Any development — whether it be commercial, residential — needs to take into effect the environment, sustainability of the company and our effect on our waterways, our green spaces and our tree canopy.

Jon Hohman

Jon Hohman

Jon Hohman

Age: 47

Raised in: Austin

Education: Berklee College of Music, enrolled but did not graduate

Employment: Stay-at-home dad, 2013-present; Jon Hohman Photography, photographer

If elected, what are some issues you’d like to take on as a council member?

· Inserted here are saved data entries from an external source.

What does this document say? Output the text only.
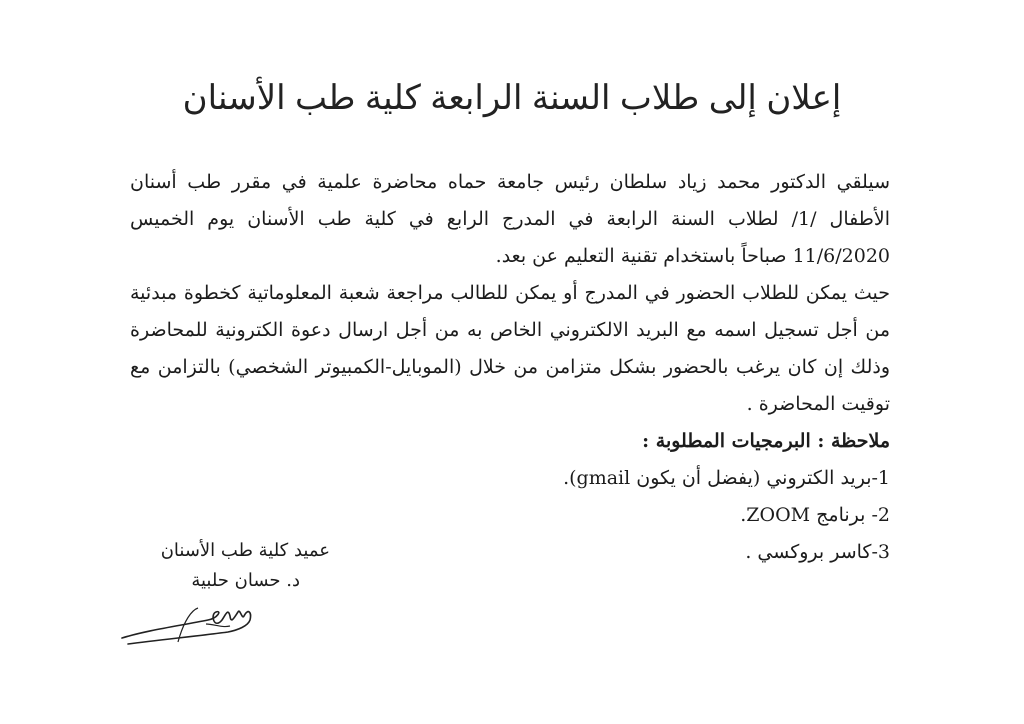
إعلان إلى طلاب السنة الرابعة كلية طب الأسنان

سيلقي الدكتور محمد زياد سلطان رئيس جامعة حماه محاضرة علمية في مقرر طب أسنان الأطفال /1/ لطلاب السنة الرابعة في المدرج الرابع في كلية طب الأسنان يوم الخميس 11/6/2020 صباحاً باستخدام تقنية التعليم عن بعد.

حيث يمكن للطلاب الحضور في المدرج أو يمكن للطالب مراجعة شعبة المعلوماتية كخطوة مبدئية من أجل تسجيل اسمه مع البريد الالكتروني الخاص به من أجل ارسال دعوة الكترونية للمحاضرة وذلك إن كان يرغب بالحضور بشكل متزامن من خلال (الموبايل-الكمبيوتر الشخصي) بالتزامن مع توقيت المحاضرة .

ملاحظة : البرمجيات المطلوبة :

1-بريد الكتروني (يفضل أن يكون gmail).

2- برنامج ZOOM.

3-كاسر بروكسي .

عميد كلية طب الأسنان
د. حسان حلبية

I’m going to work toward keeping every dollar in Denton. I’m going to put marginalized people first. I’m going to help developers, city planners and residents appreciate how sustainable low-impact development and green infrastructure combined with “walkability” methodologies will save us all and make us all money while benefiting our collective health and the environment we depend on for that health.

With up to four new council members after this election, what would you like the City Council to look like?

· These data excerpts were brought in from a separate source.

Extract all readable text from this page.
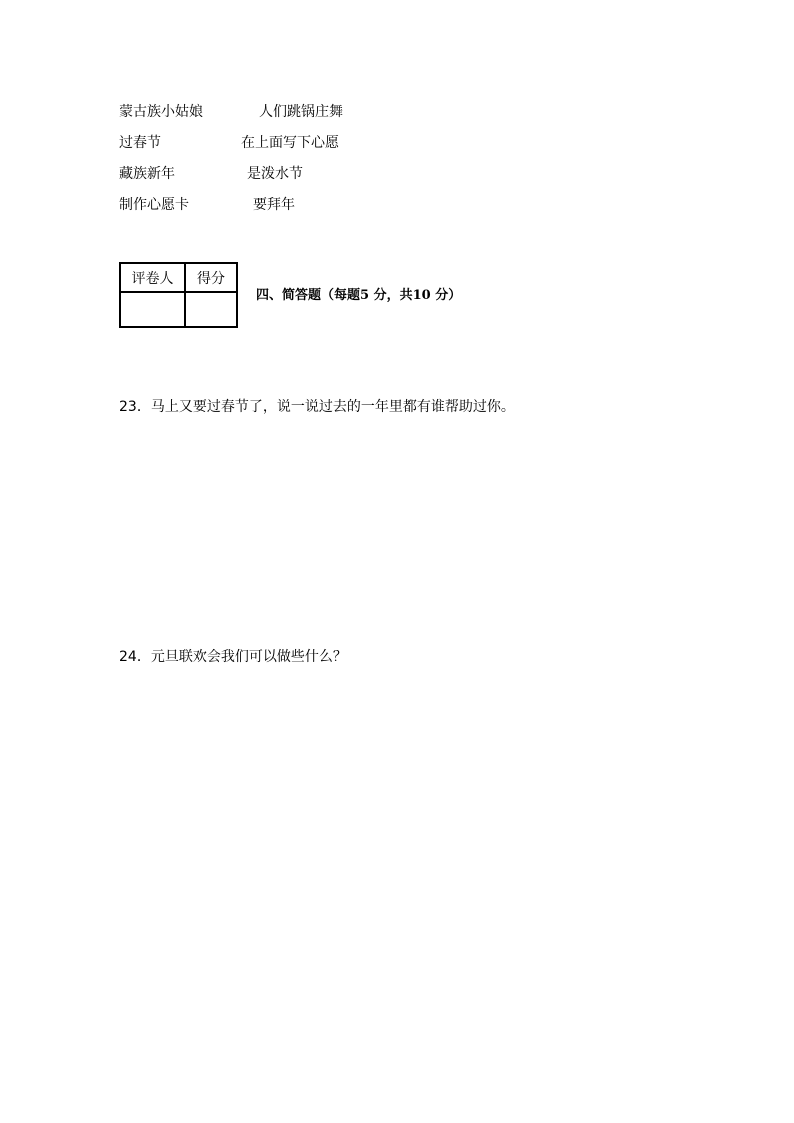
蒙古族小姑娘	人们跳锅庄舞
过春节	在上面写下心愿
藏族新年	是泼水节
制作心愿卡	要拜年
评卷人	得分

四、简答题（每题5 分，共10 分）
23．马上又要过春节了，说一说过去的一年里都有谁帮助过你。
24．元旦联欢会我们可以做些什么？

I’m hoping it will look and feel like for the council, and the public at large, a service-oriented collaborative with open mindedness, innovation and heart for people on the ground struggling as obvious priorities.

What do you think responsible development looks like in your district?

Infill [development], accessory dwelling units (ADU), increased pedestrian-oriented mobility and as many features of the new urbanism the council can find its way to seeing the benefit of. These benefits include benefits, again, to help restore the interrupted connections between ourselves and our environment — a re-villaging of sorts as an antidote to the isolation that’s become even more pronounced lately. Unsustainable development to me is like astronauts taking axes to their life support systems.